Much of the reputation the band attained during its reign was also achieved through its ever-evolving live shows. As many bootlegs demonstrate, Zeppelin live was an example of profound musical telepathy. Taken into consideration its undoubted ability to improvise and expand on any given musical structure, the live performances of Zeppelin's album tracks often took on new dimensions. The band developed an onstage intensity that few peers could match. All of that stopped and Led Zeppelin was grounded with the sudden passing of Bonham in 1980. After the band's breakup, there were several live reunions and attempts for its band members to play or to make music together which were less satisfactory by its standards, and were never full concerts—until the concert that took place at London's O2 Arena in 2007.

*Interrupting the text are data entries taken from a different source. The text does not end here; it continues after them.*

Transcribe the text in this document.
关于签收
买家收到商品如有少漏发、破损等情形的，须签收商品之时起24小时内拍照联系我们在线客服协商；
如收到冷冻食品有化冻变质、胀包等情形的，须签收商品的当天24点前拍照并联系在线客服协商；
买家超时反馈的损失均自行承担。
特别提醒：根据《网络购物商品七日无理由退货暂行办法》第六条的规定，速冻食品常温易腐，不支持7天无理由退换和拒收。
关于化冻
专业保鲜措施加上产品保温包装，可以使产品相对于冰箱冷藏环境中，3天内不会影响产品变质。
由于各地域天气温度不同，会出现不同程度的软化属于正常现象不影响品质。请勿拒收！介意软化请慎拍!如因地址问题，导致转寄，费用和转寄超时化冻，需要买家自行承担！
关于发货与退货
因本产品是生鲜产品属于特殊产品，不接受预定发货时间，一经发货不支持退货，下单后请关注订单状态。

Led Zeppelin was the most successful recording act in Atlantic Records' history. The reason behind the 2007 reunion documented on Celebration Day was to pay tribute to label president and close friend Ahmet Ertegun, who'd passed away in December, the previous year. The concert also holds a world record in "Highest Demand for Tickets for One Music Concert," when 20 million people worldwide applied for 18,000 tickets. Five years after that triumphant concert, this video/audio document is finally seeing the light of day.

As with many other Zeppelin concerts, the purpose is not to see whether it could faithfully reproduce its studio creations but, rather, how far it could stray, stretch and build from those points. Subsequent interviews revealed that the band rehearsed a lot for this occasion, which placed Bonham's son Jason in the drum chair. Directed by Dick Carruthers, who has also worked with the Rolling Stones, Leonard Cohen, The Who and others acts, the film portrays the members of Led Zeppelin having regained their youthful vigor for rock and roll. Recorded with 16 cameras and edited at breakneck speed, Carruthers expertly captured these moments of rock and roll music at its most dynamic, its most spectacular and its most magical.

The DVD opens with a series of news bulletins from the '70s, when the band was breaking many ticket sales records. During the course of two hours, the group plays 16 tracks that canvas its vast repertoire. The show starts with the rollicking opener "Good Times, Bad Times," which was last part of the group's set in 1969, and the never fully performed "Ramble On." Further, the group thundering through "Black Dog" "In My Time of Dying" "Trampled Underfoot" and "Nobody's Fault but Mine" showed that these tracks were seriously prepared. "For Your Life" has had its first live premiere here. "Stairway to Heaven" is the perfect example of light and shade, while the tempestuous "Kashmir," storms its way and birngs another climax. "Whole Lotta Love" is a rip-roaring treat, while "Rock and Roll" a rocking blast.